Skripsi
PERANAN INTERNATIONAL MARITIME ORGANIZATION (IMO) CONVENTION DALAM MENJAGA KESELAMATAN PELAYARAN DI LAUT LEPAS: STUDI KASUS TABRAKAN KAPAL MV ERNEST HEMINGWAY DI PERAIRAN SELAT KOREA
Penelitian ini menganalisis peran International Maritime Organization (IMO) dalam menjaga keselamatan pelayaran di laut lepas melalui studi kasus tabrakan kapal MV Ernest Hemingway. Insiden ini, yang mengakibatkan korban jiwa dan pencemaran lingkungan, menunjukkan adanya kelemahan dalam regulasi dan penegakan hukum maritim internasional.
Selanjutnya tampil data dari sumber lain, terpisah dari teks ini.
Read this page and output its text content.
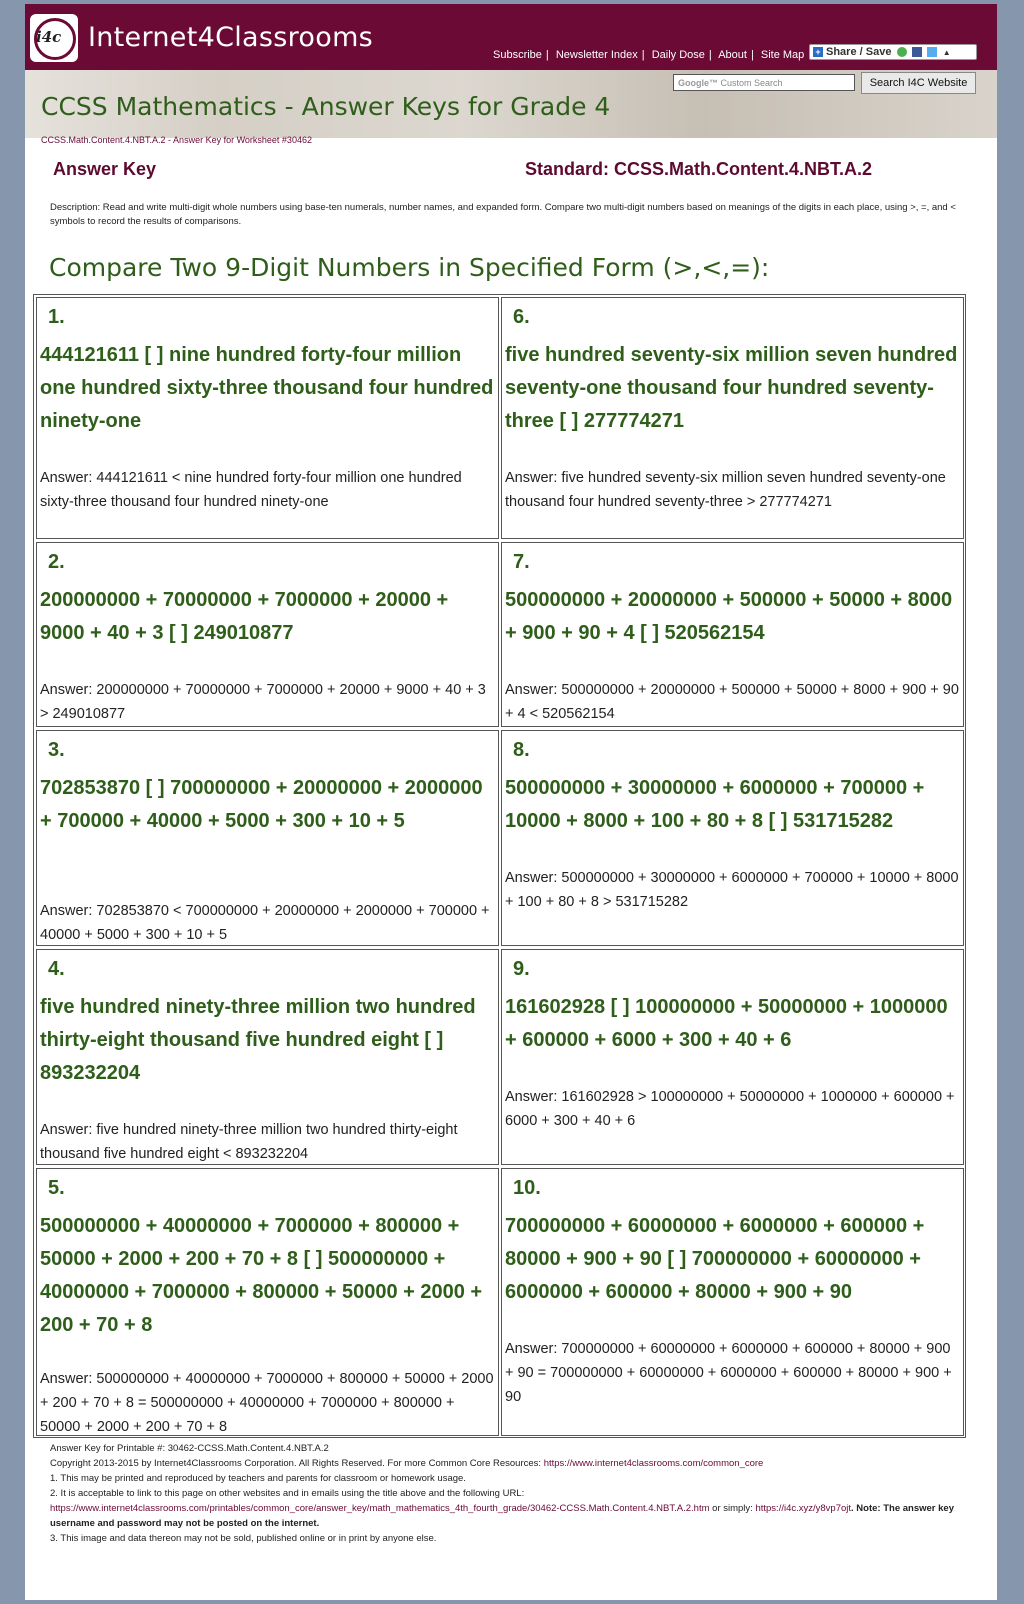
i4c Internet4Classrooms
Subscribe | Newsletter Index | Daily Dose | About | Site Map	+ Share / Save	▲
Google™ Custom Search	Search I4C Website
CCSS Mathematics - Answer Keys for Grade 4
CCSS.Math.Content.4.NBT.A.2 - Answer Key for Worksheet #30462
Answer Key	Standard: CCSS.Math.Content.4.NBT.A.2
Description: Read and write multi-digit whole numbers using base-ten numerals, number names, and expanded form. Compare two multi-digit numbers based on meanings of the digits in each place, using >, =, and < symbols to record the results of comparisons.
Compare Two 9-Digit Numbers in Specified Form (>,<,=):
1.
444121611 [ ] nine hundred forty-four million one hundred sixty-three thousand four hundred ninety-one
Answer: 444121611 < nine hundred forty-four million one hundred sixty-three thousand four hundred ninety-one
2.
200000000 + 70000000 + 7000000 + 20000 + 9000 + 40 + 3 [ ] 249010877
Answer: 200000000 + 70000000 + 7000000 + 20000 + 9000 + 40 + 3 > 249010877
3.
702853870 [ ] 700000000 + 20000000 + 2000000 + 700000 + 40000 + 5000 + 300 + 10 + 5
Answer: 702853870 < 700000000 + 20000000 + 2000000 + 700000 + 40000 + 5000 + 300 + 10 + 5
4.
five hundred ninety-three million two hundred thirty-eight thousand five hundred eight [ ] 893232204
Answer: five hundred ninety-three million two hundred thirty-eight thousand five hundred eight < 893232204
5.
500000000 + 40000000 + 7000000 + 800000 + 50000 + 2000 + 200 + 70 + 8 [ ] 500000000 + 40000000 + 7000000 + 800000 + 50000 + 2000 + 200 + 70 + 8
Answer: 500000000 + 40000000 + 7000000 + 800000 + 50000 + 2000 + 200 + 70 + 8 = 500000000 + 40000000 + 7000000 + 800000 + 50000 + 2000 + 200 + 70 + 8
6.
five hundred seventy-six million seven hundred seventy-one thousand four hundred seventy-three [ ] 277774271
Answer: five hundred seventy-six million seven hundred seventy-one thousand four hundred seventy-three > 277774271
7.
500000000 + 20000000 + 500000 + 50000 + 8000 + 900 + 90 + 4 [ ] 520562154
Answer: 500000000 + 20000000 + 500000 + 50000 + 8000 + 900 + 90 + 4 < 520562154
8.
500000000 + 30000000 + 6000000 + 700000 + 10000 + 8000 + 100 + 80 + 8 [ ] 531715282
Answer: 500000000 + 30000000 + 6000000 + 700000 + 10000 + 8000 + 100 + 80 + 8 > 531715282
9.
161602928 [ ] 100000000 + 50000000 + 1000000 + 600000 + 6000 + 300 + 40 + 6
Answer: 161602928 > 100000000 + 50000000 + 1000000 + 600000 + 6000 + 300 + 40 + 6
10.
700000000 + 60000000 + 6000000 + 600000 + 80000 + 900 + 90 [ ] 700000000 + 60000000 + 6000000 + 600000 + 80000 + 900 + 90
Answer: 700000000 + 60000000 + 6000000 + 600000 + 80000 + 900 + 90 = 700000000 + 60000000 + 6000000 + 600000 + 80000 + 900 + 90
Answer Key for Printable #: 30462-CCSS.Math.Content.4.NBT.A.2
Copyright 2013-2015 by Internet4Classrooms Corporation. All Rights Reserved. For more Common Core Resources: https://www.internet4classrooms.com/common_core
1. This may be printed and reproduced by teachers and parents for classroom or homework usage.
2. It is acceptable to link to this page on other websites and in emails using the title above and the following URL:
https://www.internet4classrooms.com/printables/common_core/answer_key/math_mathematics_4th_fourth_grade/30462-CCSS.Math.Content.4.NBT.A.2.htm or simply: https://i4c.xyz/y8vp7ojt. Note: The answer key username and password may not be posted on the internet.
3. This image and data thereon may not be sold, published online or in print by anyone else.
Penelitian ini mengidentifikasi beberapa persoalan hukum internasional yang muncul dari kasus tersebut, termasuk ambiguitas yurisdiksi hukum akibat penerapan Pasal 97 (1) United Nations Convention on the Law of the Sea (UNCLOS). Fenomena Flag of Convenience memungkinkan pemilik kapal menghindari kewajiban dan pengawasan yang ketat, menciptakan kekosongan penegakan hukum di laut lepas. Metode Pendekatan pada penelitian ini yaitu normatif dengan pendekatan perundang-undangan dan pendekatan kasus. Berdasarkan analisis ini, penelitian merekomendasikan perubahan terhadap klausul keselamatan pelayaran dalam konvensi IMO. Perlu adanya amandemen International Convention on Standards of Training, Certification and Watchkeeping for Seafarers (STCW). Selain itu, Kode FSI 2013 harus ditingkatkan menjadi instrumen wajib yang dilengkapi sanksi tegas. Terakhir, IMO perlu mengembangkan Maritime Emergency Protocol (MEP) berbasis kecerdasan buatan dan menurunkan ambang batas pelaporan tumpahan minyak dalam MARPOL Annex I untuk wilayah sensitif.